Since 1976 and even in 2006, Hondutel maintained control to exploit fixed telephony services, local and international calls, telex, telegraphy, public telephones, aggregate services and Internet, radio and television. But the privatisation policy of the 1990s influenced its stagnation, as a result of not investing in mobile technology and infrastructure. Hondutel, the most profitable state company in the Honduran state, underwent a process of privatisation and market loss, and is currently practically bankrupt.

At the same time, a study carried out by Conatel confirms this argument "regarding market participation at the end of 2014, Operator Telefónica Celular (Celtel, from now on Tigo) had a total market share of 59.67 percent, Servicios de Comunicaciones de Honduras (Sercom, hereinafter Claro) with 39.51 percent and Hondutel 0.82 percent (Conatel, Estudio sobre Recargas Electronicas, 2015).

Below is a brief profile of each telephone company:

With the opening of telecommunications in 1996, Celtel was the first international company to buy band-B Telefónica Celular, established in 1994 and operative since 1996, it is a subsidiary of Millicom International Cellular that provides media services and telecommunications in Honduras, under the Tigo brand; It provides its services through the Global Mobile Communications System (GSM) and offers 4G LTE services. In 2015, Celtel was awarded a 7-year extension to a 25-year contract granted in 2005, which offers a solid base to continue developing telecommunications in the country.

Communications Services of Honduras (Sercom Honduras) is a wholly-owned local subsidiary of AméricaMóvil with headquarters in Tegucigalpa, which provides national wireless services under the Claro brand, offering pre- and post-payment plans, and 3G, video, voice and data services. The company started its operations in Honduras in 2003 as Megatel de Honduras, which was acquired by AméricaMóvil in 2004 and renamed Sercom Honduras in 2005. Meanwhile, the two companies their avowed ambition is to become the largest Internet service provider in the country and provider of telephony and pay TV.

The two companies maintain a market strategy aimed at the younger segments of the population, since according to an Inter-American Bank study, in terms of population, Honduras is an extraordinarily young country, with more than 43 percent of the population under 14 years of age. This ratio has a great impact on the consumption preferences of online services and applications, and consequently, in the telecommunications sector (Zabal, 2012).

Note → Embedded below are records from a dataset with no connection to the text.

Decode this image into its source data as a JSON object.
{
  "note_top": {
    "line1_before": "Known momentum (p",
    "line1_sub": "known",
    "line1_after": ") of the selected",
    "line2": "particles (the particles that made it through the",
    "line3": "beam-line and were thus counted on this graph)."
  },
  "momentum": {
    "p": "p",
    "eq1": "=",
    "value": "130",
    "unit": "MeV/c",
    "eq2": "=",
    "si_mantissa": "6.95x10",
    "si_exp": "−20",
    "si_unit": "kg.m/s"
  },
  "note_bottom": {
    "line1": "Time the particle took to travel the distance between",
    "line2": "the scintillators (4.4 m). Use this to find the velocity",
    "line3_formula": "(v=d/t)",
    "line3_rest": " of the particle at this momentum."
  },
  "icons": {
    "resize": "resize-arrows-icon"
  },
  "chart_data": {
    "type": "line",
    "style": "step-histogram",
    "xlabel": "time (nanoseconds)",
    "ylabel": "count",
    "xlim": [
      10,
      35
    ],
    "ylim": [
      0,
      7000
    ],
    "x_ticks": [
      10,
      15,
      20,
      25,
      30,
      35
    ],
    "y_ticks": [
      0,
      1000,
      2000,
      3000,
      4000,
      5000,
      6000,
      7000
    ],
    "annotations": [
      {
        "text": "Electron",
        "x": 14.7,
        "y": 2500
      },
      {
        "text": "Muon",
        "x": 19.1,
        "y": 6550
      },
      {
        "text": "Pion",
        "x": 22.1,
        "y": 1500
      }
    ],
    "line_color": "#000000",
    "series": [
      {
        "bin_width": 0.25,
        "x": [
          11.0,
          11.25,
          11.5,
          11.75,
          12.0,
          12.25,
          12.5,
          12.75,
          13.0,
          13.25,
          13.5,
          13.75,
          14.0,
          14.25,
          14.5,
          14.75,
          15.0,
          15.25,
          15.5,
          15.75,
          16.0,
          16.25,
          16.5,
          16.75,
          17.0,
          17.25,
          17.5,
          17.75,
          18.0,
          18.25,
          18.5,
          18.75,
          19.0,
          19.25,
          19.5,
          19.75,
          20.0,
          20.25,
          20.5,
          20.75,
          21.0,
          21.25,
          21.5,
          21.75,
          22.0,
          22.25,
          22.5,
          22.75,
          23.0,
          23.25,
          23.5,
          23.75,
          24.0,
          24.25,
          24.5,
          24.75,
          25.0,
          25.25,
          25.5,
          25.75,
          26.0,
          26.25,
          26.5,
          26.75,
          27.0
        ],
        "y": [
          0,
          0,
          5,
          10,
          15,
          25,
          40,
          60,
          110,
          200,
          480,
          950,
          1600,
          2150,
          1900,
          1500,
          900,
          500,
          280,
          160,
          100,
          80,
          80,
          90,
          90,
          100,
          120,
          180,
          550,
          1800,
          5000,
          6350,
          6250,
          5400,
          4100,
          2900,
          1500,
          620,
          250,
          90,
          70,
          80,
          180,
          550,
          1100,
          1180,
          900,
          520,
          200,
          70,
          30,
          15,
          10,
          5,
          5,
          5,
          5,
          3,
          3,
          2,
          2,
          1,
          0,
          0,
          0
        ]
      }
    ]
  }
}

It should also be said that the two companies have the duty to provide information to the Honduran judicial system in the event of the prosecution of a crime, within the framework of the Law for the Intervention of Private Telephone Telecommunications, popularly known as "law of listeners" approved in 2011. The impact of this law has been the investigation of people involved in organised crime, drug trafficking, but according to organisations of Honduran civil society "is a law that persecuted members of the opposition, independent journalists and human rights defenders" as well.